- The Washington Times - Thursday, September 23, 2004

Parents are regularly repulsed by sleazy television entertainment shows and would like the government to do more to restrict the amount of sex and violence during early evening hours, a new survey shows.

More than 60 percent of 1,001 parents questioned say they are “very” concerned about inappropriate content in entertainment programming, especially television, said Vicky Rideout, director of Kaiser Family Foundation’s entertainment media and health research program, which conducted the survey.

Television is the top offender, followed by the Internet, movies, music and video games, said Ms. Rideout, who discussed the survey yesterday with a panel of analysts at the foundation’s Washington office.

Sixty percent of parents don’t like all the sexual content on television, 53 percent don’t like the violence and 49 percent don’t like the adult language.

The solution, according to 63 percent of parents, are “new regulations” to limit the sex and violence in TV shows “in the early evening hours, when children are most likely to be watching,” the survey says.

“The folks in the television industry ought to take note of the fact that parents are now supporting content standards for television,” Ms. Rideout said.

Federal law bars radio and non-cable television stations from airing references to sexual and excretory functions from 6 a.m. to 10 p.m.

This week, the Federal Communications Commission (FCC) levied fines totaling $550,000 against 20 CBS-affiliated TV stations that aired this year’s Superbowl halftime show, in which singer Janet Jackson had a bosom-revealing “wardrobe malfunction.”

Members of Congress have proposed raising indecency fines. Had those fines been in place, CBS would have had to pay out millions of dollars, said Children Now media analyst Patti Miller.

Although isolated incidents such as the Jackson fiasco galvanize public opinion about programming content, parents are far more concerned about “the sex and violence they believe their kids are exposed to every day in the shows they regularly watch,” Ms. Rideout said.

A majority of parents say they use ratings systems for TV shows, movies, video games and music, the Kaiser survey says. However, only 38 percent of parents — compared with 48 percent in 2001 — say they find the ratings system “very useful.”

Moreover, too many parents still don’t know what all the TV ratings mean, the study says. For instance, 8 percent of parents thought the “FV” rating on a cartoon or children’s show stood for “family viewing,” when it actually is a warning for “fantasy violence.”

More than 95 percent of parents didn’t know that a “D” rating on a prime-time show means suggestive or sexual “dialogue.”
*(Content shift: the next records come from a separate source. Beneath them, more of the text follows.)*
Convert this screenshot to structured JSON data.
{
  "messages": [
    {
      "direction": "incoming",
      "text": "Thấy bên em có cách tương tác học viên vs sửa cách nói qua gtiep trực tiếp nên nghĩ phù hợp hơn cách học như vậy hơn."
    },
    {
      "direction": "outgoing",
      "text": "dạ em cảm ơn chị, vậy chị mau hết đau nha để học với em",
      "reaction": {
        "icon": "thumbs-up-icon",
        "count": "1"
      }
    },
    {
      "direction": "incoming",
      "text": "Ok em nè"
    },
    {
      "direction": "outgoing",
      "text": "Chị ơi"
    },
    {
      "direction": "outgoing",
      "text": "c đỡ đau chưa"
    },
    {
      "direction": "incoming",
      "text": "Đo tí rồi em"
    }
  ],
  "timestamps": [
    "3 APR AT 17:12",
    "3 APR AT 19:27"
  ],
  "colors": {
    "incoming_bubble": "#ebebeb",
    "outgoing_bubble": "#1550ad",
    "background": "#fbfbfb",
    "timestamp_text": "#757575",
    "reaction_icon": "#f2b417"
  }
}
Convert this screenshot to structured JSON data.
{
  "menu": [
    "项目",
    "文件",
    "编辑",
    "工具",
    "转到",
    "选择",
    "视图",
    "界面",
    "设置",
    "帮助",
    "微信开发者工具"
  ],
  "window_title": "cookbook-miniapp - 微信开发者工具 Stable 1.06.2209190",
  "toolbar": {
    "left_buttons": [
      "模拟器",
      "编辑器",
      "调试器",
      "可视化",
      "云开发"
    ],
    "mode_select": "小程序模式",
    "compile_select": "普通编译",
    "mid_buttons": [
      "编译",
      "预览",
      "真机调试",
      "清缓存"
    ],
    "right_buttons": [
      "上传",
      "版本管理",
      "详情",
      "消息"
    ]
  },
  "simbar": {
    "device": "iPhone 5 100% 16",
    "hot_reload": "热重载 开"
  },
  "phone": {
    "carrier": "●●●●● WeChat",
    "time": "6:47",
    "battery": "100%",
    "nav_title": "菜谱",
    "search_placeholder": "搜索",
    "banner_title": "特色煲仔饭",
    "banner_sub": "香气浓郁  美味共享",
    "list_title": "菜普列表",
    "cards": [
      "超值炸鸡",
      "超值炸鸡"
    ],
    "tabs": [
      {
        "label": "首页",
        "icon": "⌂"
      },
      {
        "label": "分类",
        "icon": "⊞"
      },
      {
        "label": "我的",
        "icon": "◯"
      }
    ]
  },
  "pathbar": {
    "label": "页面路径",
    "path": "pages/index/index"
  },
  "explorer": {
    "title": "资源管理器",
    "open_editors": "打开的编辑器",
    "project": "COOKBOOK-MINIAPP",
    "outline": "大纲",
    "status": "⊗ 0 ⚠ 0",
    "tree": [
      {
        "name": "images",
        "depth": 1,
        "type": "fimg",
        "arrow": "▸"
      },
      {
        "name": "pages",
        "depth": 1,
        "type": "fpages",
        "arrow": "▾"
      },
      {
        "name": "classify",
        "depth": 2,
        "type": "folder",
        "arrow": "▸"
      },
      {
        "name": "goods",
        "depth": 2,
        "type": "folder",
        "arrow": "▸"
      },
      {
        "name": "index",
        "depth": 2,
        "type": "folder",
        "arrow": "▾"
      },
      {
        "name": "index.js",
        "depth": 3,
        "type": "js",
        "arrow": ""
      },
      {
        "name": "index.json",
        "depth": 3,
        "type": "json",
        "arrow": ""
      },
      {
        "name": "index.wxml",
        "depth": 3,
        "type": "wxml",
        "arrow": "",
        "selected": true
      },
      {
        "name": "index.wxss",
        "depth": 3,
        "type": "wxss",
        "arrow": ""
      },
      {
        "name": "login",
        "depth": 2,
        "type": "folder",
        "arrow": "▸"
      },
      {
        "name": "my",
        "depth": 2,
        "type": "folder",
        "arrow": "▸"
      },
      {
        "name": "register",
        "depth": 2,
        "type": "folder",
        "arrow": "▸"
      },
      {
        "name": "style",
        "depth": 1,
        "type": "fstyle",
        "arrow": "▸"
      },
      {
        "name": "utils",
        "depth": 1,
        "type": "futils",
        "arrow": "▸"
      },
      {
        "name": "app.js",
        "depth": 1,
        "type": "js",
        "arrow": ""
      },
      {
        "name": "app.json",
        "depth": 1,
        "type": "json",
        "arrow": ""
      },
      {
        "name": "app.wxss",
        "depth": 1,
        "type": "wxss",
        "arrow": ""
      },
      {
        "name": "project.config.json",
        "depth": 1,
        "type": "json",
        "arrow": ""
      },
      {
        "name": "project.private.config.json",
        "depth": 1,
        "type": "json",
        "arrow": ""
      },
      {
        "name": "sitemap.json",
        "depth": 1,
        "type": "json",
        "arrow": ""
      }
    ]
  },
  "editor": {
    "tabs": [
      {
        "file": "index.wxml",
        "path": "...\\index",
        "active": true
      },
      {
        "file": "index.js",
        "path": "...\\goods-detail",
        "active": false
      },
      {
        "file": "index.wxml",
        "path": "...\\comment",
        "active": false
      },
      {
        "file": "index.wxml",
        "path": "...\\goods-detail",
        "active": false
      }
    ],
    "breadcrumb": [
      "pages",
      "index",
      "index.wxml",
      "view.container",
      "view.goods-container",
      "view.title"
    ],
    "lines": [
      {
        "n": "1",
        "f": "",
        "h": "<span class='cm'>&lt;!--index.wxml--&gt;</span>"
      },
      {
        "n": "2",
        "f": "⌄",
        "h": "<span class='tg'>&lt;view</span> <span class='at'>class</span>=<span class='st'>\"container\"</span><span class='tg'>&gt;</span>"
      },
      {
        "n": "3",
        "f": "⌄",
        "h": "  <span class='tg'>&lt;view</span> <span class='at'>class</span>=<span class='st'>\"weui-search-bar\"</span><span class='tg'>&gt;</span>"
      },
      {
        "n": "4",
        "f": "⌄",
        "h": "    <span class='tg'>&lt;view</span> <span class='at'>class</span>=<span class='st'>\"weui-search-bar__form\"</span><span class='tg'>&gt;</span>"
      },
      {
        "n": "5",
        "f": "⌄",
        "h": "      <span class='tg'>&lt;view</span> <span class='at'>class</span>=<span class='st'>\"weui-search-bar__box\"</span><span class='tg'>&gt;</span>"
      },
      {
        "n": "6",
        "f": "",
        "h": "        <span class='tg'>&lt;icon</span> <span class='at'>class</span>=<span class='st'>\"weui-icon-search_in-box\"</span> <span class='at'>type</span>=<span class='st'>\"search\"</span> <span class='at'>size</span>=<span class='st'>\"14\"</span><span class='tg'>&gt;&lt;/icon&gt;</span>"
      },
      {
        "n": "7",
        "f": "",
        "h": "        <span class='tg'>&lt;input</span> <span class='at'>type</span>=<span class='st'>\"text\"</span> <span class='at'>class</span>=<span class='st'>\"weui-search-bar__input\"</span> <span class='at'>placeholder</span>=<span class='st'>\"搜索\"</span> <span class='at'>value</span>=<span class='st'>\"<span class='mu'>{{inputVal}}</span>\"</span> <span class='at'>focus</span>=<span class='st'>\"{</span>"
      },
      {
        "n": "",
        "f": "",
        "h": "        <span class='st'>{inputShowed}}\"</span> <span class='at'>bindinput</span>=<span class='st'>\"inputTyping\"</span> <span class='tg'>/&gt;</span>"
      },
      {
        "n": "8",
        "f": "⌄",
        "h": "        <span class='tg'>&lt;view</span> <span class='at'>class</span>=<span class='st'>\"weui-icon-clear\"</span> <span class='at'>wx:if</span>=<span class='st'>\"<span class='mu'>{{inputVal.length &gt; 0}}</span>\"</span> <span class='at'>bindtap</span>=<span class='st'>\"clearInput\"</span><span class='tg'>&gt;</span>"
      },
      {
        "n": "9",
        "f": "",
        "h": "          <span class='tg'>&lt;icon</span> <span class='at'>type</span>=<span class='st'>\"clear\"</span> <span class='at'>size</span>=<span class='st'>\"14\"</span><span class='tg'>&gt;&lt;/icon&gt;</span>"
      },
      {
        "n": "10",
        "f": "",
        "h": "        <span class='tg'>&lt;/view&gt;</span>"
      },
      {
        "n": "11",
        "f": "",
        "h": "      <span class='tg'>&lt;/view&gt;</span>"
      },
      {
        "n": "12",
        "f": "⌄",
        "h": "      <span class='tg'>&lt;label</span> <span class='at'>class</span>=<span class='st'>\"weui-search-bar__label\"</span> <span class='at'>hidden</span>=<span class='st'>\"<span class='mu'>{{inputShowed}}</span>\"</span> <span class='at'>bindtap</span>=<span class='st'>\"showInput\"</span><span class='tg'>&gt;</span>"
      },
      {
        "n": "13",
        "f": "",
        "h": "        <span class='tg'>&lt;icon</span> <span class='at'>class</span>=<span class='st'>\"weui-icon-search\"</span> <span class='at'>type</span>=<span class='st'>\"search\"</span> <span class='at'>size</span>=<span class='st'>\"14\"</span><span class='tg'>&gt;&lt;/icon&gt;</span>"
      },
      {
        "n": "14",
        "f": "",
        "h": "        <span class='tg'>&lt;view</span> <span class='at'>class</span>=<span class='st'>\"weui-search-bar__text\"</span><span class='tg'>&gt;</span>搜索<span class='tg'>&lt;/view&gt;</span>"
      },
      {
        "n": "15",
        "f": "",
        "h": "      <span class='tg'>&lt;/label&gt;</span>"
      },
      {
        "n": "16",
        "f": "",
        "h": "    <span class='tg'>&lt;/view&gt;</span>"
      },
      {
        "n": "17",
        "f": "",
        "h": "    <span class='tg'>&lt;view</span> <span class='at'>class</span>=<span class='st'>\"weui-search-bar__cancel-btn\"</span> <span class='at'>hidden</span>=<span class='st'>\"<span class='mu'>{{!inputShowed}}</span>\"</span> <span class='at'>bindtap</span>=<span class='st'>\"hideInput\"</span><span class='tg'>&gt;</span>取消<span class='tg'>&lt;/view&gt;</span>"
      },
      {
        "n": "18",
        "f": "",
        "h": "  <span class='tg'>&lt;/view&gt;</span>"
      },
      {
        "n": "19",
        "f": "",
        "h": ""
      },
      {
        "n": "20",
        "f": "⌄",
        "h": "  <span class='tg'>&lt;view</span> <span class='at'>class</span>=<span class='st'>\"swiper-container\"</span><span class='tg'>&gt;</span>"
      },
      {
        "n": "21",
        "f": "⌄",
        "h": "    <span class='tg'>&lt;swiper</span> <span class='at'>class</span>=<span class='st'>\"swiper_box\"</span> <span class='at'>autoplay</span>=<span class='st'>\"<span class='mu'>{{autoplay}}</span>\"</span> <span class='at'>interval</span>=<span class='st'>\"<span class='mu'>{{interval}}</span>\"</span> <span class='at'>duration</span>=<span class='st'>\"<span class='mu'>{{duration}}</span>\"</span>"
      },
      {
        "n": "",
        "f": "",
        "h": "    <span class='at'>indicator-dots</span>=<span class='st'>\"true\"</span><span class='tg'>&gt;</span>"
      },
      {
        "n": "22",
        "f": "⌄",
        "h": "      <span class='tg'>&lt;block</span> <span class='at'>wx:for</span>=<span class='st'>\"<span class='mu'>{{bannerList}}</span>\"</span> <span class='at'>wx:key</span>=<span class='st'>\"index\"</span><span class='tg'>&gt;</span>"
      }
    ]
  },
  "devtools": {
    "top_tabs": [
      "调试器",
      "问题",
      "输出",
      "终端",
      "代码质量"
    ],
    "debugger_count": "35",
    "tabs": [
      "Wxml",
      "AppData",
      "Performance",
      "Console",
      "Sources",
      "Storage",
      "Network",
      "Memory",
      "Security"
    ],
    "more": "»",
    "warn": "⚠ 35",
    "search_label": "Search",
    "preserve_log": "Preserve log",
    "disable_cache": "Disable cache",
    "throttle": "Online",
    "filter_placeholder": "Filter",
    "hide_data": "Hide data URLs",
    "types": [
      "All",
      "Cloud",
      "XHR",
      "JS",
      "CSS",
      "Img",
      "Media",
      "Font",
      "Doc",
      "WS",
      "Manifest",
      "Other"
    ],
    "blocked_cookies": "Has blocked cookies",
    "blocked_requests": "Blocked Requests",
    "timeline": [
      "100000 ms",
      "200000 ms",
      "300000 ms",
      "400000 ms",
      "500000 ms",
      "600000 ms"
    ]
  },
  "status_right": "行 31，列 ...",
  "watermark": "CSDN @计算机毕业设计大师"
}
V-chips, which are found in all TVs made since 2000 and allow parents to block undesirable shows, are now used by more parents — 15 percent, up from 7 percent in 2001.

Sen. Sam Brownback, Kansas Republican, said at the forum yesterday that he likes the idea of more “product labeling” in entertainment. Food labels spell out how much sugar, sodium and calories a product has, and technology exists to do the same with sex, language and violence in entertainment, he said. As parents, “you should know [what’s in a program,] and you should be able to choose.”

Others, including FCC Commissioner Kathleen Abernathy, stressed more parental involvement.

Roughly 65 percent of children age 8 or older have a television in their bedroom, added Jack Valenti, former head of the Motion Picture Association. If parents are casual about what their child watches, “no ratings system will salvage it,” he said.